7. We are of opinion that the decision of this Court is one which we ought to follow. It has not, as far as we know, been doubted by any subsequent decision and we believe it to be in accordance with what was intended by the Civil Procedure Code. If it was intended that there should be any general rule that in every case where evidence is taken on a question of fact the parties would be entitled to the decision of two Courts, such general intention would have been expressed in the Code. On second appeal we are precluded by the Code from going into facts, and that restriction of our powers is not confined only to cases where the evidence is taken in the first Court. If it was intended that we should go into and discuss the evidence taken by the Lower Appellate Court, we should expect to find an exception providing for that event included in the section which deals with our powers in second appeals. In our opinion we cannot go into the facts. So it remains for us to see whether there is any exception to be taken to the findings arrived at by the lower Court. Those findings are expressly directed to the issues which were laid down for the decision of the Lower Appellate Court by this Court. As to the first issue the first portion of it, it is true, is answered in favour of the appellant, but the second portion is answered against him, and it is found that he did not purchase in good faith or for fair value. Therefore, the first question is not answered in the negative, one portion of it being answered in the affirmative. It follows, therefore, according to the decision in this case that the plaintiff fails. We are not competent in appeal after remand, to question in any way that decision of this Court in the case.
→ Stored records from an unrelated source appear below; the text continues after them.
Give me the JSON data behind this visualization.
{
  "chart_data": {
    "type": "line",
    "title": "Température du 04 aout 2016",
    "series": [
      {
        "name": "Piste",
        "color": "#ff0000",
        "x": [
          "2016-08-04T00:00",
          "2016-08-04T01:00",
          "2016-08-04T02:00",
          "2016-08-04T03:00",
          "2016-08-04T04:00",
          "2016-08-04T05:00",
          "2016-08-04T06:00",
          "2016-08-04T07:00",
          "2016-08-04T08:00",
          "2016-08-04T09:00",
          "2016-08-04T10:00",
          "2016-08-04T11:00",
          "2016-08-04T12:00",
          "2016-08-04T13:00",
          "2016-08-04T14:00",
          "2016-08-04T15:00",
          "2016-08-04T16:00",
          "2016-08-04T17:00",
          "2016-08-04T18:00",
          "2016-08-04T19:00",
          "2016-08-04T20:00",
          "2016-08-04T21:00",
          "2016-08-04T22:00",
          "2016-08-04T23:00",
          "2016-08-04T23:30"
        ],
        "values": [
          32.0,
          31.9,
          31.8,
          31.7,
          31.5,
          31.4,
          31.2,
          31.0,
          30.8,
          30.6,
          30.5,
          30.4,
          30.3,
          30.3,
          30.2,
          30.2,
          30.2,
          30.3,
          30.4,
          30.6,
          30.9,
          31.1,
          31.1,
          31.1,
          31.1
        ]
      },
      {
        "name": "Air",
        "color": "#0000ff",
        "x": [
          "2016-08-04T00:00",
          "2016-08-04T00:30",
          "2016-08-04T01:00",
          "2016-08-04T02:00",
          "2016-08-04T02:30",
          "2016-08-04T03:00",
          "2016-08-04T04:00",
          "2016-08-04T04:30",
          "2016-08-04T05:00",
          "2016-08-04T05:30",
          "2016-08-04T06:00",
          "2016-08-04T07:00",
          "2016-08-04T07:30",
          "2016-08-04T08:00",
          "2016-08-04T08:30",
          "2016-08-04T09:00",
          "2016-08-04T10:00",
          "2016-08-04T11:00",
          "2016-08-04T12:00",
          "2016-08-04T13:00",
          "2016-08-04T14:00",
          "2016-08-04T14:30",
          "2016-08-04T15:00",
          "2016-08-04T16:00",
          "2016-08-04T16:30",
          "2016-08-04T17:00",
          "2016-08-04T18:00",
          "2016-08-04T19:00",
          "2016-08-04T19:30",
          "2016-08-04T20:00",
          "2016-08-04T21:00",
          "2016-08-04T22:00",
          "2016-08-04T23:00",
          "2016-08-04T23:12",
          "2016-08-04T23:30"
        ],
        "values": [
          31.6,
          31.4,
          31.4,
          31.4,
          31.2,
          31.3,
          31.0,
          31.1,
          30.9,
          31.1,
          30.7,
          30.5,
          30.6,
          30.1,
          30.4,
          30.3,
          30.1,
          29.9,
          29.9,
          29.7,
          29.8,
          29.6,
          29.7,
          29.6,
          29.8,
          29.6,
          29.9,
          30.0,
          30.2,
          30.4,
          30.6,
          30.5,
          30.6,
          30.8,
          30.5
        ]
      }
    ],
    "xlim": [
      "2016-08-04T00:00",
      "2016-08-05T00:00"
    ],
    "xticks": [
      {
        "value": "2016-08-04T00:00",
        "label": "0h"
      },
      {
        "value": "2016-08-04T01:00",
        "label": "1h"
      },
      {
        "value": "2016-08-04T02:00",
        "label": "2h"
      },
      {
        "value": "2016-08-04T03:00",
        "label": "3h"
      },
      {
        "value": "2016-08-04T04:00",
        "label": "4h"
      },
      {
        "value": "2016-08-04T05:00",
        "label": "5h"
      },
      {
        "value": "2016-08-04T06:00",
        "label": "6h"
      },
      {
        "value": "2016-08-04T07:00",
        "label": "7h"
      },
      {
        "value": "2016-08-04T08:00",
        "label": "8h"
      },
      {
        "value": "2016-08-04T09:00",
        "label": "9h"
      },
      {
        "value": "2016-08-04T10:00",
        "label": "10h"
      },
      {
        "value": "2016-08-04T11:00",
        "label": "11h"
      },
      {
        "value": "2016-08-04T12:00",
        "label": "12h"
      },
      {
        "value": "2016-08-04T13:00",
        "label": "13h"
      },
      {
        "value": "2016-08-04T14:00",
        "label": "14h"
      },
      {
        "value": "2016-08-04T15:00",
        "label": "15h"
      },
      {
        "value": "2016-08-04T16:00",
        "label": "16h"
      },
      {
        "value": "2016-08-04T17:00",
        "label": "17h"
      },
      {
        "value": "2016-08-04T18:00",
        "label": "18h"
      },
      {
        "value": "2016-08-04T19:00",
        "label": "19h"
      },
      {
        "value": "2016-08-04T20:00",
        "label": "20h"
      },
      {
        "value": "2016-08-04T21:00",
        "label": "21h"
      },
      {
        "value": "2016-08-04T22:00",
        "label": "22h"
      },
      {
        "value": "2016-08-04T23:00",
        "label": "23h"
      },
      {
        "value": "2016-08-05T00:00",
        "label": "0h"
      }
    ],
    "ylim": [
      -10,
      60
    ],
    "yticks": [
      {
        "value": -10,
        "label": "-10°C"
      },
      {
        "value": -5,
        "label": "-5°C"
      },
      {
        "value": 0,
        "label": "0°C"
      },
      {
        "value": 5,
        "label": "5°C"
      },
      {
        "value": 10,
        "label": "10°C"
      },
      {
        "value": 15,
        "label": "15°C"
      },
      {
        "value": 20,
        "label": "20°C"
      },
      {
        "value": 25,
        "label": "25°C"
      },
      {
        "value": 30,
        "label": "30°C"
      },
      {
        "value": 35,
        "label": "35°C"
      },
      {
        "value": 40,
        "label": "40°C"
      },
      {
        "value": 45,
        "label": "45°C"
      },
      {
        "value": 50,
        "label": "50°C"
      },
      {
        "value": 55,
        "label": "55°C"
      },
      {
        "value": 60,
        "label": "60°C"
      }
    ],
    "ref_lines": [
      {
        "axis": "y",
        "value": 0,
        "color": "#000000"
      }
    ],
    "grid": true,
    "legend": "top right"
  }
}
8. Some observation were addressed to us as to whether the arrangement in this case could be treated otherwise than one come to in good faith. There is undoubtedly evidence upon which the Lower Appellate Court could arrive at the conclusion it has come to in this matter. Leaving aside everything else, the arrangement as to the gift of the garden and house to the son is one which any Court dealing with facts must have viewed with the greatest suspicion, even if it did not affirm that it tainted the whole transaction with fraud. An arrangement of that kind could only have been come to for the purpose of defeating at any rate some classes of creditors. It is difficult to conceive how it could be otherwise. That circumstance of itself is abundant evidence upon which the learned Judge could arrive at the conclusion he has come to.
9. With regard to the other question, that has been found in the affirmative. Therefore the plaintiff fails.
10. In our opinion this appeal fails, and must be dismissed with costs. In order to prevent any misapprehension as to the effect of our judgment, we think we ought to make it by saying that appeal is dismissed, and the suit stands dismissed with all costs.